I think a more defensible position than “everything is political” is that “everything is politicizable” or that “everything has potential political implications”.
There’s nothing inherently political, for example, about the fact that the Earth is round, until you have a political faction that makes it a marker of their identity to deny its rotundity. The question to ask in response is “should we politicize everything?” and the answer is pretty clearly no.

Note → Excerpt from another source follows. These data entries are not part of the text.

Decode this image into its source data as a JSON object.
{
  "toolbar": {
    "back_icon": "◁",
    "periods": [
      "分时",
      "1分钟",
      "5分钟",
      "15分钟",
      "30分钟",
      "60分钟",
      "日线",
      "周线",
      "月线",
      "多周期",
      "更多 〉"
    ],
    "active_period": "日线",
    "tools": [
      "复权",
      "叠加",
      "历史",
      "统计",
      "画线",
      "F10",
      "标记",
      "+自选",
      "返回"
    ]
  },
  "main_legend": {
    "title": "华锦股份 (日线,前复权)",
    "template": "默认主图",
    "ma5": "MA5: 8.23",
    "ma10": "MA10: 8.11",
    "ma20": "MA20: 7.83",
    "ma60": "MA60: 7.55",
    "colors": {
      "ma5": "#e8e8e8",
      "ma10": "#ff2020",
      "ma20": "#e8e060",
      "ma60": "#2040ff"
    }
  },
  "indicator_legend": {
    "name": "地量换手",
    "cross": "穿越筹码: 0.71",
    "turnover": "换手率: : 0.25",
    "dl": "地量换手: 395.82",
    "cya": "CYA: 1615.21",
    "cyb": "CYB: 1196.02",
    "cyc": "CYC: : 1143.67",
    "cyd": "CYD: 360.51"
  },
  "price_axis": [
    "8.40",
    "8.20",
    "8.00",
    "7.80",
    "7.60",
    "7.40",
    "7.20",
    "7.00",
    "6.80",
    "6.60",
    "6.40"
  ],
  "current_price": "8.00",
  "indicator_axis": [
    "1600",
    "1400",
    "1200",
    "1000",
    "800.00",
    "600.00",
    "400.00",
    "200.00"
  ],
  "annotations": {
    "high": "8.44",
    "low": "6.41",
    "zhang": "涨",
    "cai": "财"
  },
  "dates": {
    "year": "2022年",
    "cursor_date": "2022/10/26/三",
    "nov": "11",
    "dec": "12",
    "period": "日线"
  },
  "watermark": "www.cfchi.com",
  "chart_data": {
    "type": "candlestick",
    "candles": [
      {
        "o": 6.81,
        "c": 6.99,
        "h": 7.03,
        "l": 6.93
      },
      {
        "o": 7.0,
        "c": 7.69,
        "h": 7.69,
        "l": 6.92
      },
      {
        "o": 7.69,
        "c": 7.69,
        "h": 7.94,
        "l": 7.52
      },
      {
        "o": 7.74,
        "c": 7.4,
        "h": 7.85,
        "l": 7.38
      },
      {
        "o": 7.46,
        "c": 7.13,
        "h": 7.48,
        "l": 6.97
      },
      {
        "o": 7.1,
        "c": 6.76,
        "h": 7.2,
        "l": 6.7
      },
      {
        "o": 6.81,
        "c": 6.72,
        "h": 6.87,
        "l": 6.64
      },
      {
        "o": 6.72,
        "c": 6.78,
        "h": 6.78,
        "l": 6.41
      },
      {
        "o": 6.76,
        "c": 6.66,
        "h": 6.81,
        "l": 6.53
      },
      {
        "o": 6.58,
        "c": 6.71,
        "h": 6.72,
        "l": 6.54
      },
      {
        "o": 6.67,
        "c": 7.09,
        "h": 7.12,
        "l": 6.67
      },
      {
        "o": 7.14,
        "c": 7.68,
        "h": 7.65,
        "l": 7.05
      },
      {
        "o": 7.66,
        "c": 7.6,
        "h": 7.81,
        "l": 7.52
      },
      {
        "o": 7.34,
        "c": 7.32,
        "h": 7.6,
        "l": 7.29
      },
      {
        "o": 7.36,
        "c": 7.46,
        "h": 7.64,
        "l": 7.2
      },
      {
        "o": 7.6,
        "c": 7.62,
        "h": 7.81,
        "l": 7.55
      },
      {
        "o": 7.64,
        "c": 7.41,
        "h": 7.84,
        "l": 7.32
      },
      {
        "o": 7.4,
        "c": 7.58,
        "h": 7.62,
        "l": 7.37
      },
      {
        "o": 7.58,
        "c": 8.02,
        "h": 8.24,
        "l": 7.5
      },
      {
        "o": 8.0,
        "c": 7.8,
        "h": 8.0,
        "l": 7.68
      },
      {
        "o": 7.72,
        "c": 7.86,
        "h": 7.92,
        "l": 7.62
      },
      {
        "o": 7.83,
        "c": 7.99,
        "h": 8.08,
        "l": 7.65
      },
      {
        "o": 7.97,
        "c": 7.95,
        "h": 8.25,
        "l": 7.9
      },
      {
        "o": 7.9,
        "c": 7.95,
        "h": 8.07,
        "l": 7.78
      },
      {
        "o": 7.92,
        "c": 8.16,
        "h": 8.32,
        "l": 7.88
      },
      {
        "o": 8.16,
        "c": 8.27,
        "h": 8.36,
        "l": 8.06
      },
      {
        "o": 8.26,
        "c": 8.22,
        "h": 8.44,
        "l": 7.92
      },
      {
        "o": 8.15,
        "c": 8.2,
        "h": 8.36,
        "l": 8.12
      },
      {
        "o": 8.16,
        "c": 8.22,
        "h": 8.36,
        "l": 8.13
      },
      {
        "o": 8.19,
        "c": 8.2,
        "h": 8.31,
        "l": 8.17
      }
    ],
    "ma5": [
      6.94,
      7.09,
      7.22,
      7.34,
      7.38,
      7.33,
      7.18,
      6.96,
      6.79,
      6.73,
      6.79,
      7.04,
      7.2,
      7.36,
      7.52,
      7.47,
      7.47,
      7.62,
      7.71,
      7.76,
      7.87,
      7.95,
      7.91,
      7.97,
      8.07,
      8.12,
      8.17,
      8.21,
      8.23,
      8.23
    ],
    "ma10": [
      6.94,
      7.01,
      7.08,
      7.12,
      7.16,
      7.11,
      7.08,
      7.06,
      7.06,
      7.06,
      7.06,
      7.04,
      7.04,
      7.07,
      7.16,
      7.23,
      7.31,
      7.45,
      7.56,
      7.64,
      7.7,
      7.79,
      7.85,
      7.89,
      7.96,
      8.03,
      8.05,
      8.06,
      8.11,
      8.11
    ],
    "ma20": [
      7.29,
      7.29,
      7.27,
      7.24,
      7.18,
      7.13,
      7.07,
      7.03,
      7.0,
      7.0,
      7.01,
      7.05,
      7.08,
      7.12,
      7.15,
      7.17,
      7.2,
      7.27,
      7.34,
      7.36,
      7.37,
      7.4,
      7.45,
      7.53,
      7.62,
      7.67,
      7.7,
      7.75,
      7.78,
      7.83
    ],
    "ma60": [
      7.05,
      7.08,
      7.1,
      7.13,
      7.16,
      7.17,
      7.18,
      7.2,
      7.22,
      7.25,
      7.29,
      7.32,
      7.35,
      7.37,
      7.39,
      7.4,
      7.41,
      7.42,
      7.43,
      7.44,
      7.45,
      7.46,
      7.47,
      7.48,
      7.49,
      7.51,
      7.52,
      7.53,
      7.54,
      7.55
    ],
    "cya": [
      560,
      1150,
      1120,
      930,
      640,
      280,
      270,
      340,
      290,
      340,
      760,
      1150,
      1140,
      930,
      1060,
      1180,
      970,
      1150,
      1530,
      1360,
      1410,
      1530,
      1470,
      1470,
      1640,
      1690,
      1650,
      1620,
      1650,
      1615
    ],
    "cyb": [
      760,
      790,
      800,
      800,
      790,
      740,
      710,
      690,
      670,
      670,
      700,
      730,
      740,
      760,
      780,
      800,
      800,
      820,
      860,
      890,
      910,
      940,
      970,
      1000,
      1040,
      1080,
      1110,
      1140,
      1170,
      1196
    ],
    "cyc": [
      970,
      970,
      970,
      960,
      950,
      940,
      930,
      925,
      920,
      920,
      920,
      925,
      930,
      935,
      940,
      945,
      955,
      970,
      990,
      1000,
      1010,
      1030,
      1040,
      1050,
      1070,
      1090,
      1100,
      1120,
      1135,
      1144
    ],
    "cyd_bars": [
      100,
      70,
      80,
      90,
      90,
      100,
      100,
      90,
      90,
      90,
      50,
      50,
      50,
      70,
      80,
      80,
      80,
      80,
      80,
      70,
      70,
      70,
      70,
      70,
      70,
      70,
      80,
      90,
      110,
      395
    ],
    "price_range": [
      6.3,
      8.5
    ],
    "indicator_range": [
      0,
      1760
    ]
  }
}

1) it’s vanishingly rare for someone to change someone else’s core belief or worldview simply by out-arguing them. I’m not surprised your professor changed so few minds. 2) “everything is political” seems more to be a framing mechanism than a statement of fact. A more precise, but less pithy framing might be, “everything related to human behavior has an element of politics, aka the distribution of power and decision-making ability within a group of individuals. Still maybe not 100 percent accurate, but a useful lens. 3) “Edginess” as motivation is an easy pot shot to lob at people who see things differently than you, but I don’t think it’s nearly the core motivation you make it out to be. Cynicism might be a better fit — many people don’t trust information provided directly, and always assume an ulterior motive. It’s why so few love songs say “I love you.” These two axioms speak to that distrust, and provide a potential framework for their adherents to navigate life without being bamboozled. Their view may not be correct, but it’s resonant for them.